Há a história do Pe. Placid, por exemplo, a passear pelas ruas de Budapeste durante a ocupação nazi, arriscando execução sumária no caso de ser apanhado, para poder visitar os seus alunos nas suas casas e acompanhar os seus estudos de Latim e Grego. Disse-me uma vez que queria dar-lhes a máxima regularidade possível e uma sensação de esperança, de estarem a preparar-se para um futuro melhor depois da guerra. E que mais fazer quando o mundo está embrenhado em guerra do que estudar línguas clássicas?
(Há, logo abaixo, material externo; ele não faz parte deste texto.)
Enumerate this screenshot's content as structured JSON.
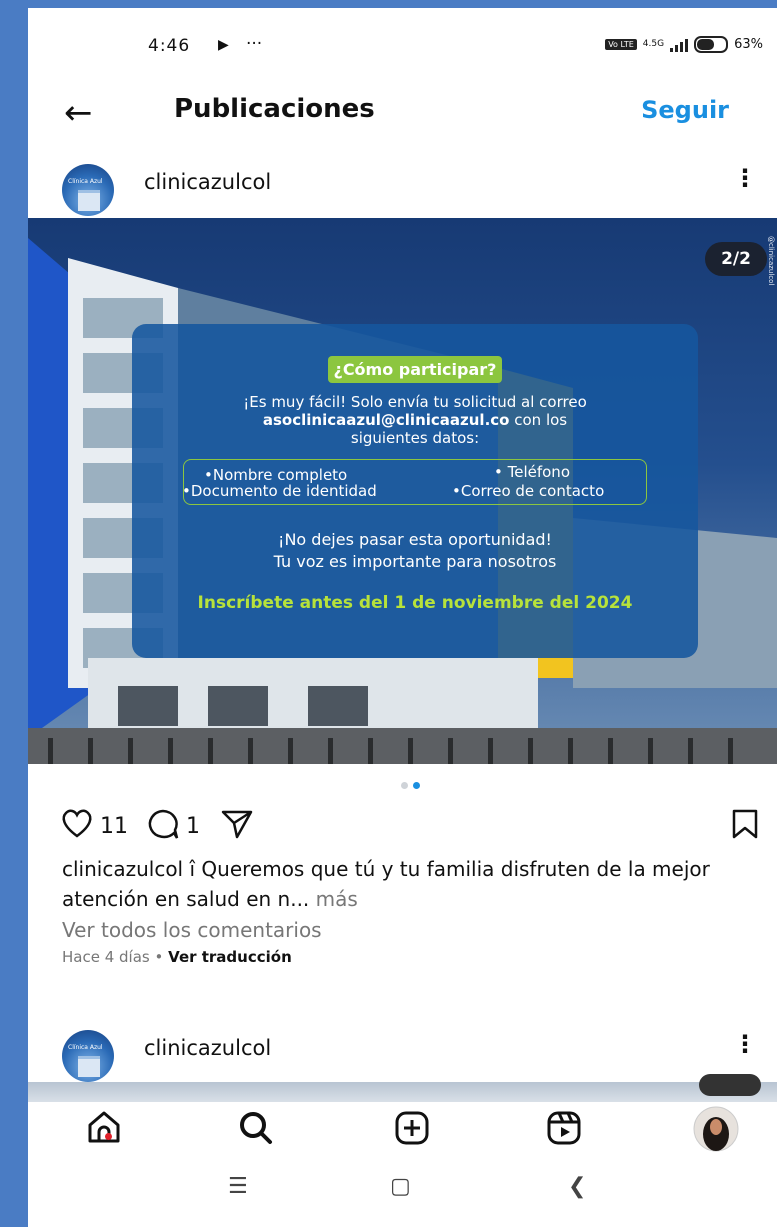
{
  "status_bar": {
    "time": "4:46",
    "battery": "63%",
    "network": "4.5G",
    "volte": "Vo LTE"
  },
  "header": {
    "back_icon": "arrow-left-icon",
    "title": "Publicaciones",
    "follow_label": "Seguir"
  },
  "post": {
    "username": "clinicazulcol",
    "avatar_text": "Clínica Azul",
    "image_counter": "2/2",
    "watermark": "@clinicazulcol",
    "card": {
      "heading": "¿Cómo participar?",
      "intro_1": "¡Es muy fácil! Solo envía tu solicitud al correo",
      "email": "asoclinicaazul@clinicaazul.co",
      "intro_2": " con los",
      "intro_3": "siguientes datos:",
      "items": [
        "•Nombre completo",
        "• Teléfono",
        "•Documento de identidad",
        "•Correo de contacto"
      ],
      "cta_1": "¡No dejes pasar esta oportunidad!",
      "cta_2": "Tu voz es importante para nosotros",
      "deadline": "Inscríbete antes del 1 de noviembre del 2024"
    },
    "carousel": {
      "count": 2,
      "active": 2
    },
    "likes": "11",
    "comments": "1",
    "caption_user": "clinicazulcol",
    "caption_text": " î Queremos que tú y tu familia disfruten de la mejor atención en salud en n...",
    "caption_more": " más",
    "view_comments": "Ver todos los comentarios",
    "time_ago": "Hace 4 días",
    "separator": "•",
    "translate": "Ver traducción"
  },
  "next_post": {
    "username": "clinicazulcol"
  },
  "colors": {
    "accent": "#1a8fe0",
    "card": "#16569e",
    "highlight": "#8cc63f",
    "deadline": "#b7e23b"
  }
}
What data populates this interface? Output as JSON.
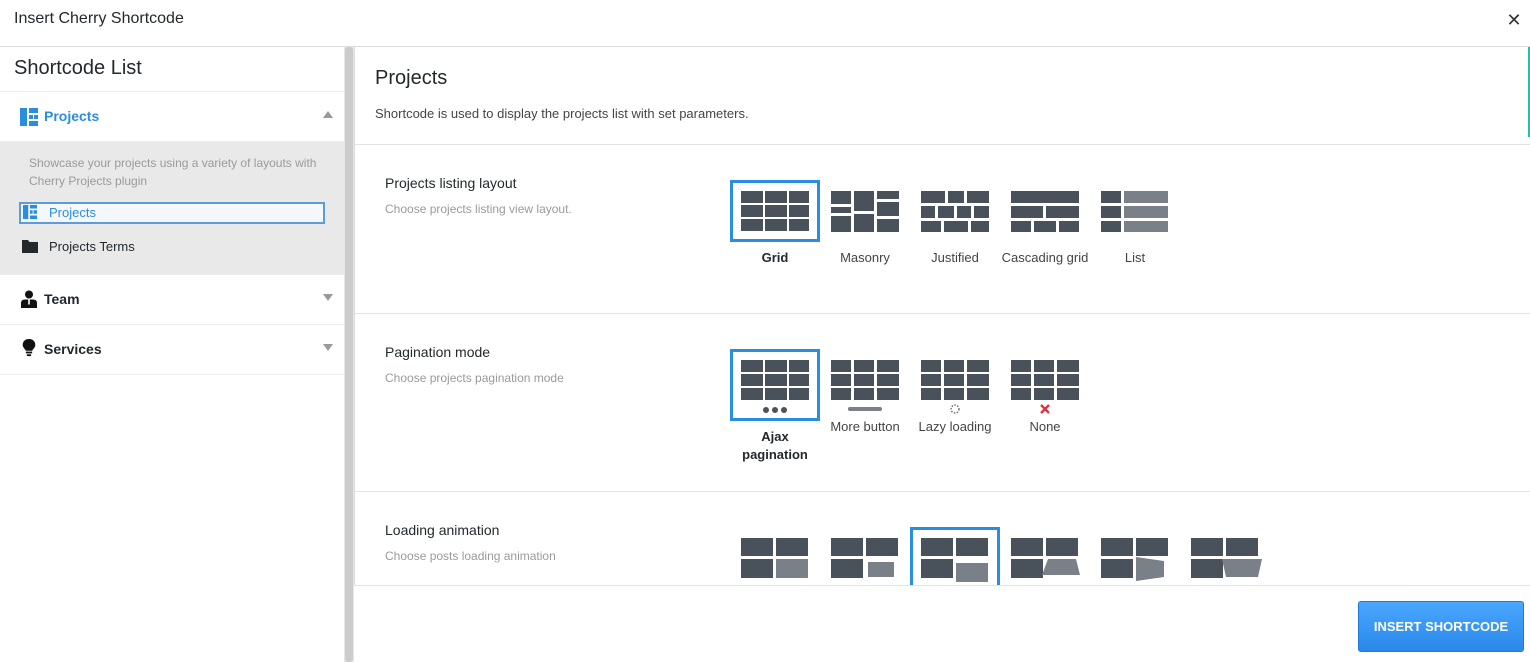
{
  "window": {
    "title": "Insert Cherry Shortcode",
    "close_symbol": "✕"
  },
  "sidebar": {
    "heading": "Shortcode List",
    "groups": [
      {
        "label": "Projects",
        "icon": "projects-grid-icon",
        "expanded": true,
        "description": "Showcase your projects using a variety of layouts with Cherry Projects plugin",
        "items": [
          {
            "label": "Projects",
            "icon": "projects-grid-icon",
            "selected": true
          },
          {
            "label": "Projects Terms",
            "icon": "folder-icon",
            "selected": false
          }
        ]
      },
      {
        "label": "Team",
        "icon": "team-user-icon",
        "expanded": false
      },
      {
        "label": "Services",
        "icon": "lightbulb-icon",
        "expanded": false
      }
    ]
  },
  "main": {
    "title": "Projects",
    "description": "Shortcode is used to display the projects list with set parameters.",
    "sections": [
      {
        "title": "Projects listing layout",
        "description": "Choose projects listing view layout.",
        "options": [
          {
            "label": "Grid",
            "selected": true
          },
          {
            "label": "Masonry",
            "selected": false
          },
          {
            "label": "Justified",
            "selected": false
          },
          {
            "label": "Cascading grid",
            "selected": false
          },
          {
            "label": "List",
            "selected": false
          }
        ]
      },
      {
        "title": "Pagination mode",
        "description": "Choose projects pagination mode",
        "options": [
          {
            "label": "Ajax pagination",
            "selected": true
          },
          {
            "label": "More button",
            "selected": false
          },
          {
            "label": "Lazy loading",
            "selected": false
          },
          {
            "label": "None",
            "selected": false
          }
        ]
      },
      {
        "title": "Loading animation",
        "description": "Choose posts loading animation",
        "options": [
          {
            "selected": false
          },
          {
            "selected": false
          },
          {
            "selected": true
          },
          {
            "selected": false
          },
          {
            "selected": false
          },
          {
            "selected": false
          }
        ]
      }
    ]
  },
  "footer": {
    "insert_label": "INSERT SHORTCODE"
  },
  "colors": {
    "accent": "#2a8ee0",
    "block": "#49525a",
    "block_light": "#7a8087",
    "none_mark": "#d9363e"
  }
}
Depois havia o Pe. Chris Rabay, com cerca de um metro e meio, mas duro que nem pedra e com a constituição de uma boca de incêndio, de quem se dizia que tinha carregado um dos seus irmãos cistercienses às cavalitas através das montanhas, depois de este ter partido o tornezelo durante a perigosa travessia.

Havia ainda o Pe. Gilbert Hardy, o paradigma do burocrata da Europa de Leste: os papéis todos em ordem, os formulários todos assinados, os ficheiros completos. Eu irritava-o imenso. Quando era reitor chamou-me ao seu gabinete e exigiu saber: “Rahndy, em que prrugrama estáz?”. “Estou a acabar o mestrado em Teologia e já comecei o mestrado em Filosofia”. Abanou a cabeça. Esta não era a ordem correcta. Perguntou de novo, muito de vagar: “Em que prrugrama estáz?”. Ao que dei exactamente a mesma resposta. Andámos assim para a frente e para trás onze vezes, ele a perguntar, eu a responder. Lembro-me de pensar na altura que ele daria um bom vilão do James Bond. Estava cheio de medo que ele carregasse num botão e me atirasse para uma piscina de tubarões.
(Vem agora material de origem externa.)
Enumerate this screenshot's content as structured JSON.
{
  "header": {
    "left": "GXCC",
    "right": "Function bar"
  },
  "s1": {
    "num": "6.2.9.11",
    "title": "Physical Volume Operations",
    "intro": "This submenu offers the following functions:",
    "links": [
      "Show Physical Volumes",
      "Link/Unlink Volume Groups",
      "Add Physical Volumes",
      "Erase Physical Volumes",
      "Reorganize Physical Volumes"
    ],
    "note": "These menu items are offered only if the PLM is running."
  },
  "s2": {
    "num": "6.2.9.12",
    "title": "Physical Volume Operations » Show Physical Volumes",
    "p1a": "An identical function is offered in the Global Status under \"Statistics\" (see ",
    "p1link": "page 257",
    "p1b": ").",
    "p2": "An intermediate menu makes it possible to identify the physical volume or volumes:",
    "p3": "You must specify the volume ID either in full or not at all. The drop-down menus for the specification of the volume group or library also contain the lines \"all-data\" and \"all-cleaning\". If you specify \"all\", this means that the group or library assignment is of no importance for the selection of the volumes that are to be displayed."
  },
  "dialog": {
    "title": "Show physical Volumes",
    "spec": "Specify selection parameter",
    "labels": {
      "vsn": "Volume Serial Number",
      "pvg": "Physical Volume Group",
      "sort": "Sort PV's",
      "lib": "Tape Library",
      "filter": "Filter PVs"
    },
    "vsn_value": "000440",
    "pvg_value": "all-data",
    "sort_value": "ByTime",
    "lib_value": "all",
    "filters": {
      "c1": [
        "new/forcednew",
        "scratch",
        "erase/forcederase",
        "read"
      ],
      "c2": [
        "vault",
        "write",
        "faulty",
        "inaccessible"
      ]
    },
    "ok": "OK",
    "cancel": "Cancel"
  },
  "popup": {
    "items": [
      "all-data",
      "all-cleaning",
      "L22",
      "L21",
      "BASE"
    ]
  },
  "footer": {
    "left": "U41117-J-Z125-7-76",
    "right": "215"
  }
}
As histórias não têm fim. Mas todas essas histórias individuais são parte de uma história maior. Um desses tipos de “história maior” – a história maior de todas – é a história da salvação: a história da nossa queda e redenção pela morte sacrificial de Cristo na Cruz, a sua ressurreição dos mortos e ascensão para a direita de Deus, de onde nos envia o seu Espírito Santo e onde espera para nos receber no seio do Seu Pai, na comunhão eterna de amor Trinitário.

A maioria dos homens que referi aceitaram, para usar as palavras de T.S. Elliot, a “constituição do silêncio". O que é feito agora das suas vidas, das suas lutas, da sua sabedoria, do seu amor? Enquanto cristãos acreditamos que nada foi obliterado nem se perdeu com a morte. Pelo contrário, ficou preservado e glorificado na sua verdadeira Fonte e Fim, naquele que é tanto o Alpha como o Omega.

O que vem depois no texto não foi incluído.